Whatever reservations Inspector Rohn might have about her Chinese partner, and his possible involvement in a cover-up, she was grateful for this evening.

Chapter 11

Chen failed to reach Old Hunter. He had forgotten to ask where the old man had called from. He had been too preoccupied with telling the story of Dr. Zhivago in China to an attentive American audience of one. So he decided to walk home. Perhaps before he got there, his phone would start ringing again.

It rang at the corner of Sichuan Road, but it was Detective Yu.

“We’re in for it, Chief.”

“What?”

Yu told him about the food poisoning incident at the hotel and concluded, “The gang is connected to the Fujian police.”

“You may be right,” Chen said, not adding his own comment: not only with the Fujian police. “This investigation is a joint operation, but we don’t have to report to the local cops all the time. Whatever action you’re going to take, go ahead on your own. Don’t worry about their reaction. I will be responsible.”

“I see, Chief Inspector Chen.”

“From now on, call me at my home or on my cell phone. Send faxes to my home. In an emergency, contact Little Zhou. You cannot be too careful.”

“Take care of yourself, too.”

The food poisoning incident made him think of Inspector Rohn.

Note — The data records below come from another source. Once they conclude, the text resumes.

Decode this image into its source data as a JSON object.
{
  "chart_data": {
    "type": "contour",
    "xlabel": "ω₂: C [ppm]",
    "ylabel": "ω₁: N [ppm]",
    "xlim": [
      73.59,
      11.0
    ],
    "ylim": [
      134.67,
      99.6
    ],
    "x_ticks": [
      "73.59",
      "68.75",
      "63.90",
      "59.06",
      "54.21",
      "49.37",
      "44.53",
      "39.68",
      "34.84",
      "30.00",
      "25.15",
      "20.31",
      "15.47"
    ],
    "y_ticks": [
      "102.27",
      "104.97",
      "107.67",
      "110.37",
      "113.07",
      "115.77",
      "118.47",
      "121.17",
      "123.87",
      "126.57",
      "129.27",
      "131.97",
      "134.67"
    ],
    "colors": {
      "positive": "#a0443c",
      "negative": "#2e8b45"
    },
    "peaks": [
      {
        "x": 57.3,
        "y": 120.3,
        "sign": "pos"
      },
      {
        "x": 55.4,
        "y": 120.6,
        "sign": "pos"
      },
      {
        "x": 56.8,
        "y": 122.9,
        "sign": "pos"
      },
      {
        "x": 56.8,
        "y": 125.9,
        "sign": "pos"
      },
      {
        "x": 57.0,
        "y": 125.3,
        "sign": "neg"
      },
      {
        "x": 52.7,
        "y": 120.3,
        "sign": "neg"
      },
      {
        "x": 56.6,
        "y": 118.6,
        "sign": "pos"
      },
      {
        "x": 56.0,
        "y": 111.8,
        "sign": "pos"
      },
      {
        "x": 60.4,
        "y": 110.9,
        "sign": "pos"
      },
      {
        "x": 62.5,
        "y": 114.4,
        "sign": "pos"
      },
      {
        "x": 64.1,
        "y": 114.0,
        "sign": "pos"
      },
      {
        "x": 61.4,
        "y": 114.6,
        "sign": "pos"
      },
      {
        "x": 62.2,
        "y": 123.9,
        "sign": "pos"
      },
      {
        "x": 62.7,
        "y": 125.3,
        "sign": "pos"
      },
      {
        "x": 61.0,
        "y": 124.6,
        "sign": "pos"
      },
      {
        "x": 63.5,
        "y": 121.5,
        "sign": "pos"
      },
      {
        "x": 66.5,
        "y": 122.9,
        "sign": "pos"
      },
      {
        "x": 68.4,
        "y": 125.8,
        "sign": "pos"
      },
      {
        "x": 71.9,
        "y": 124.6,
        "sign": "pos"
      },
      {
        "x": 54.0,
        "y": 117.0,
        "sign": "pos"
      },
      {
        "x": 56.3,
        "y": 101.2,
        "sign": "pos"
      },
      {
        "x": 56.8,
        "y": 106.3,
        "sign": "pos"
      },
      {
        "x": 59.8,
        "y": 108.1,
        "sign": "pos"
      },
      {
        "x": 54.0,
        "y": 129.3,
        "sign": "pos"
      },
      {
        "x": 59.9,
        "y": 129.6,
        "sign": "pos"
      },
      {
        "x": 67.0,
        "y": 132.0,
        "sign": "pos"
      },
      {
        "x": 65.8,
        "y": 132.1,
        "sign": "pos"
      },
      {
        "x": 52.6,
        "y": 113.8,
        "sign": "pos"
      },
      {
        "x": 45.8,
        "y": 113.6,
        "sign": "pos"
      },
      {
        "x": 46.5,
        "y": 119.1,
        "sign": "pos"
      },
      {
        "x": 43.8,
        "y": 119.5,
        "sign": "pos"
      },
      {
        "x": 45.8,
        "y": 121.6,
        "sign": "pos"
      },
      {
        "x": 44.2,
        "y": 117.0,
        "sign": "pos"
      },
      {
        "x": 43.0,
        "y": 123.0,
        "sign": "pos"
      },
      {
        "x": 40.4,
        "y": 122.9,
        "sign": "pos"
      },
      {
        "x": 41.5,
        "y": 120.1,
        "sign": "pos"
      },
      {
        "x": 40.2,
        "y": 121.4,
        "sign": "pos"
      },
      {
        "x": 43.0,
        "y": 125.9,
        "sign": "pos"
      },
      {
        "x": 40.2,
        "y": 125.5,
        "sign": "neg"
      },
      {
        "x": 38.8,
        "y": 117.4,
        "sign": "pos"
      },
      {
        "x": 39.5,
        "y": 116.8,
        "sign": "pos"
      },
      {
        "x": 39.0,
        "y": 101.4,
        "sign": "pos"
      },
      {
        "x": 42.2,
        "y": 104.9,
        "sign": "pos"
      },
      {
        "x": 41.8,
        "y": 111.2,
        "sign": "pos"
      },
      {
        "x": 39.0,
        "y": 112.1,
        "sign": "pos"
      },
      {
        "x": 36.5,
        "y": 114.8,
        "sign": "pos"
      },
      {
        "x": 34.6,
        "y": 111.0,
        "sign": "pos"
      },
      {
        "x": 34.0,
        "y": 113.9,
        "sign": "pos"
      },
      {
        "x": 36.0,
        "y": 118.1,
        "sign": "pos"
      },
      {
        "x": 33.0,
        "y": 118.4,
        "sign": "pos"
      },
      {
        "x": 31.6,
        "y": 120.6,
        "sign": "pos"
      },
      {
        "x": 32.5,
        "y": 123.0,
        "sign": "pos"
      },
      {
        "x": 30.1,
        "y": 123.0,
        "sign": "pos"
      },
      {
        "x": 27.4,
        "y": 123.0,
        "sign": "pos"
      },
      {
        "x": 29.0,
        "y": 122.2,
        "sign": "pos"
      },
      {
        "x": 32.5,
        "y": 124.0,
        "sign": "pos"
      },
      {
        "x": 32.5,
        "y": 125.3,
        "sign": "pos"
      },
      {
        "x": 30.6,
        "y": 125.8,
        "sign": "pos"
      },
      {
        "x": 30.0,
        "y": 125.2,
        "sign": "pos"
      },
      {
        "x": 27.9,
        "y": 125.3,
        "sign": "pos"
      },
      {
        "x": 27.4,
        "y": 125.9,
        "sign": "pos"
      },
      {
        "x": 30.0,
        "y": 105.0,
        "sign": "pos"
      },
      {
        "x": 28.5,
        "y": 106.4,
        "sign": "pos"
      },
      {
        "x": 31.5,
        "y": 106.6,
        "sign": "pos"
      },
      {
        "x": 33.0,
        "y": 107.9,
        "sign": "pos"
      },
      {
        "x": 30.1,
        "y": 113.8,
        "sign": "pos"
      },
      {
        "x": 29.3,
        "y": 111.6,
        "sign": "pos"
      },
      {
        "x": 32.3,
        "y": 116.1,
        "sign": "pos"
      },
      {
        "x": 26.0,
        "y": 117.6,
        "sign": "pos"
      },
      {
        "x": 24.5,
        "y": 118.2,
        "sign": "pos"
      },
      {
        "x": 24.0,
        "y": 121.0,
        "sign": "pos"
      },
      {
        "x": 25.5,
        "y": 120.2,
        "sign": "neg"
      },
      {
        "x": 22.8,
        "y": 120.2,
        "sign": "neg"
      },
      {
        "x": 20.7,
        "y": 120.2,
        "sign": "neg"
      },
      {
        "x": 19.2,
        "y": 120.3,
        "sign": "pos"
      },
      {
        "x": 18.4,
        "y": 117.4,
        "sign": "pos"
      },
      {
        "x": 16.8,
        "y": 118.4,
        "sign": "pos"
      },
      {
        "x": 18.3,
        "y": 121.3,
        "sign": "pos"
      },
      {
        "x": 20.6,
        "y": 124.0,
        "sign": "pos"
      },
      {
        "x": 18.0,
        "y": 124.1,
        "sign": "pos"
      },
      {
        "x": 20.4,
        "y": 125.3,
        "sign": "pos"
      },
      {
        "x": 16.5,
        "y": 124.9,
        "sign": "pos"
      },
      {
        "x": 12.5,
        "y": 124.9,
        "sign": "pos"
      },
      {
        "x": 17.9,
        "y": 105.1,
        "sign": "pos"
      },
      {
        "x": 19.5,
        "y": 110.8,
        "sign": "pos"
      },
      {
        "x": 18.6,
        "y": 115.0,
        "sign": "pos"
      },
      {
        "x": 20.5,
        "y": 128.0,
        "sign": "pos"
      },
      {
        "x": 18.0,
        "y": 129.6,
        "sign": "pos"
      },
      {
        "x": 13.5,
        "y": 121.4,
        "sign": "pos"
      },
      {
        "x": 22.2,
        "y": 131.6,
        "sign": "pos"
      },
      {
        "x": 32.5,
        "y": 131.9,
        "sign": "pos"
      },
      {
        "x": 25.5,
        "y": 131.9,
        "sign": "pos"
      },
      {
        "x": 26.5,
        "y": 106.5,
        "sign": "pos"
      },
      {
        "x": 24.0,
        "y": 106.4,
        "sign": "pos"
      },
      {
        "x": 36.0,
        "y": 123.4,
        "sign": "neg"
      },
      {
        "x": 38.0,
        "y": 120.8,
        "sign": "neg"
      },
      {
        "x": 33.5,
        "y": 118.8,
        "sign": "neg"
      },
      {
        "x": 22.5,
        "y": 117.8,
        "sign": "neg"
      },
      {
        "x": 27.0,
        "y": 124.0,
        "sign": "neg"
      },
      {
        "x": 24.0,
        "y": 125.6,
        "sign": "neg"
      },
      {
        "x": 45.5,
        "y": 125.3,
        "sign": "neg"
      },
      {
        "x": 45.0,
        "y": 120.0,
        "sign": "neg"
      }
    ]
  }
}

First the motorcycle, and then the accident on the staircase.

They might have been followed. While they were talking with Zhu upstairs, something could have been done to the steps. Under normal circumstances, Chief Inspector Chen would have treated such an idea like a tall tale from Liaozhai, but they were dealing with a triad.

Anything was possible.

The triad might be proceeding on two fronts, in Shanghai and in Fujian. They were more resourceful than he had anticipated. And more calculating, too. The attempts, if that is what they were, had been made to seem like accidents, orchestrated so that there was no way to trace them to the perpetrators.